Jilted batsmen David Warner and Phil Hughes should be shown some love by Australian cricket selectors, former captain Ricky Ponting says.
Ponting believes Warner has learnt his lessons after off-field troubles, while he rates Hughes as the nation's best young batting talent.
The ex-skipper says he'd pick both batsmen, and erratic quick Mitchell Johnson, for next month's Ashes series opener in Brisbane.
Ponting says the treatment of Hughes, in particular, evidences what has gone wrong with Australian cricket.
"He is clearly our best young batsman in the country," Ponting told AAP on Tuesday.
"The guy knows how to bat. He knows how to score runs.
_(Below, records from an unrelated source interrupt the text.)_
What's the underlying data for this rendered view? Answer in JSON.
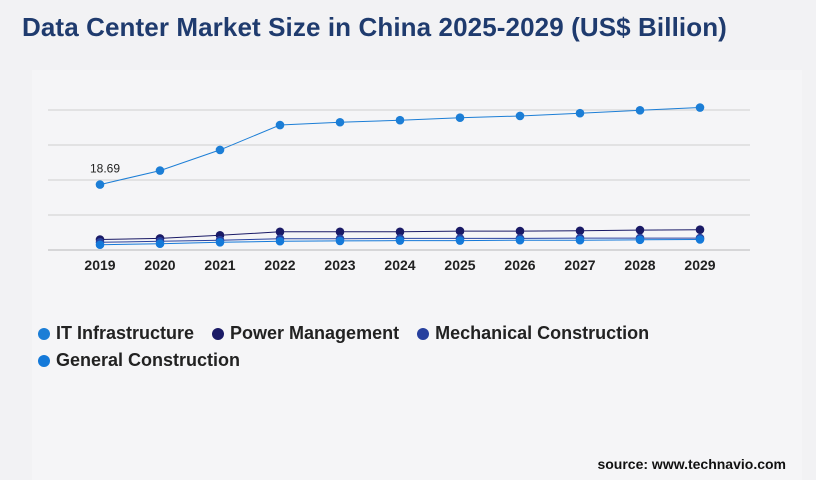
{
  "title": "Data Center Market Size in China 2025-2029 (US$ Billion)",
  "source": "source: www.technavio.com",
  "chart_data": {
    "type": "line",
    "x": [
      "2019",
      "2020",
      "2021",
      "2022",
      "2023",
      "2024",
      "2025",
      "2026",
      "2027",
      "2028",
      "2029"
    ],
    "ylim": [
      0,
      40
    ],
    "grid": true,
    "legend_placement": "bottom-left",
    "annotations": [
      {
        "series": "IT Infrastructure",
        "x": "2019",
        "text": "18.69"
      }
    ],
    "series": [
      {
        "name": "IT Infrastructure",
        "color": "#1c7ed6",
        "values": [
          18.69,
          22.7,
          28.6,
          35.7,
          36.5,
          37.1,
          37.8,
          38.3,
          39.1,
          39.9,
          40.7
        ]
      },
      {
        "name": "Power Management",
        "color": "#1a1a66",
        "values": [
          3.0,
          3.3,
          4.2,
          5.2,
          5.2,
          5.2,
          5.4,
          5.4,
          5.5,
          5.7,
          5.8
        ]
      },
      {
        "name": "Mechanical Construction",
        "color": "#27409e",
        "values": [
          2.2,
          2.5,
          2.8,
          3.2,
          3.2,
          3.3,
          3.3,
          3.3,
          3.4,
          3.4,
          3.4
        ]
      },
      {
        "name": "General Construction",
        "color": "#1479d9",
        "values": [
          1.5,
          1.8,
          2.2,
          2.5,
          2.6,
          2.7,
          2.7,
          2.8,
          2.8,
          2.9,
          3.0
        ]
      }
    ]
  }
}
And he's just the sort of character that you love to have around your team.
"He would be somebody that I would give a spot in the order and let him go about making that his own ... if you give him a bit of love and a bit of stability around his game, I'm sure he'll come good."
Ponting was critical of constant chopping and changing of Australia's Test batting line-up.
Hughes, aged 24, has already been axed three times, Warner has also been dumped, and both have also been shifted up and own the batting order.
"I'd like to see the selectors pick who they believe their best six batsmen are for the first Test and then actually stick when them for the whole series," said Ponting during a telephone interview to publicise his autobiography, At The Close Of Play.
"Give them a bit of confidence and a bit of security, knowing that they're not playing for their spot each time they walk out on to the field.
"And then, at the end of the five Tests, if some of the batsmen haven't done it, then it probably is time to move on and look for someone else."
Warner, after punching England batsman Joe Root at a pub, was suspended for a month leading into the recent away Ashes series. He has also been disciplined for a Twitter tirade and, most recently, for missing a Sydney grade match.
"To me, some of the things that have happened have just been almost tell-tale signs of someone just under extreme pressure," Ponting said.
"The thing about Davey, he hasn't had a break from any cricket for about two years ... and it's such a high-pressurised environment, you need to be able to get away and let a bit of steam off here and there.
"Whenever he has tried to do that, he has got himself in a little bit of trouble.
"He would have learnt from that and it will make him a better person and hopefully a better cricketer."